GRAPELOADER Malware
The Russian state-supported hacking group APT29, also known as Cozy Bear or Midnight Blizzard, has launched a new phishing campaign targeting diplomatic entities across Europe. This campaign employs a reworked version of the WINELOADER Backdoor and a newly discovered malware loader, GRAPELOADER. The attackers use convincing email lures to trick recipients into executing a threatening ZIP archive disguised as an invitation to a wine-tasting event.
Table of Contents
Meet this Malware: GRAPELOADER and WINELOADER
While WINELOADER acts as a modular backdoor in the later stages of infection, GRAPELOADER is the tool of choice for the initial stage. GRAPELOADER handles:
- System fingerprinting
- Persistence via Windows Registry modifications
- Payload delivery to infected hosts
Once the persistence of GRAPELOADER is achieved, the malware enters an endless loop, reaching out to its Command-and-Control (C2) server every 60 seconds. During its initial communication, it gathers key system details such as the UserName, ComputerName, ProcessName and ProcessPID. This information is packaged along with a hardcoded 64-character hexadecimal string—likely serving as a campaign or version identifier—and transmitted to the C2 server through an HTTPS POST request.
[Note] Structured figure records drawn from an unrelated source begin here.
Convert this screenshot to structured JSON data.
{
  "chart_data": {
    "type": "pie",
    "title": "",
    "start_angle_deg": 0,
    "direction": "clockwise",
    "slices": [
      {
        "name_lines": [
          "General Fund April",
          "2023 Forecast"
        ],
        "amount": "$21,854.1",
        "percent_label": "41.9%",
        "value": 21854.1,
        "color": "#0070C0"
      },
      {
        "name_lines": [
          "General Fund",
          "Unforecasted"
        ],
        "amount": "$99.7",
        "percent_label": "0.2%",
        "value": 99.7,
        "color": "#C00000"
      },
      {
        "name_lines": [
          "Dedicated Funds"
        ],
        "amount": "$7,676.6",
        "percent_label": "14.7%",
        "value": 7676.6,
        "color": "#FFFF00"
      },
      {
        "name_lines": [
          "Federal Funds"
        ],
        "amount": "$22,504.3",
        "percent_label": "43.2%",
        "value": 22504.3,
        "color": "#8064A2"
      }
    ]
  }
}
Despite their different roles, both tools share similar code structures and employ advanced obfuscation techniques, including string encryption and runtime API resolving. GRAPELOADER is considered a more stealthy successor to ROOTSAW, an older HTA downloader.
Tactical Deception: From Wine-Tasting Lures to Malware Execution
The phishing emails, originating from the domains bakenhof.com and silry.com, impersonate a European Ministry of Foreign Affairs and invite recipients to a fake wine-tasting event. The attached ZIP archive, wine.zip, contains three key files:
- AppvIsvSubsystems64.dll – A dependency used for DLL sideloading
- wine.exe – A legitimate PowerPoint executable exploited to launch malware
- ppcore.dll – The malicious DLL (GRAPELOADER) launched through sideloading
Once executed, the malware ensures persistence by modifying the registry to run wine.exe on every system boot.
A Wider Net: Beyond Europe’s Borders
The campaign primarily targets European Ministries of Foreign Affairs and embassies. However, evidence suggests that diplomatic personnel stationed in the Middle East may also be in the crosshairs. Researchers noted that GRAPELOADER not only exfiltrates system data to an external server but also paves the way for delivering WINELOADER as the primary payload. Updated versions of WINELOADER with matching compilation timestamps have surfaced, further tying the malware family together.
Conclusion: GRAPELOADER’s Role in APT29’s Arsenal
By replacing older tools with GRAPELOADER, APT29 showcases its continuous innovation in cyber espionage. This campaign exemplifies how sophisticated social engineering, coupled with stealthy malware design, remains a potent strategy for infiltrating high-value government targets.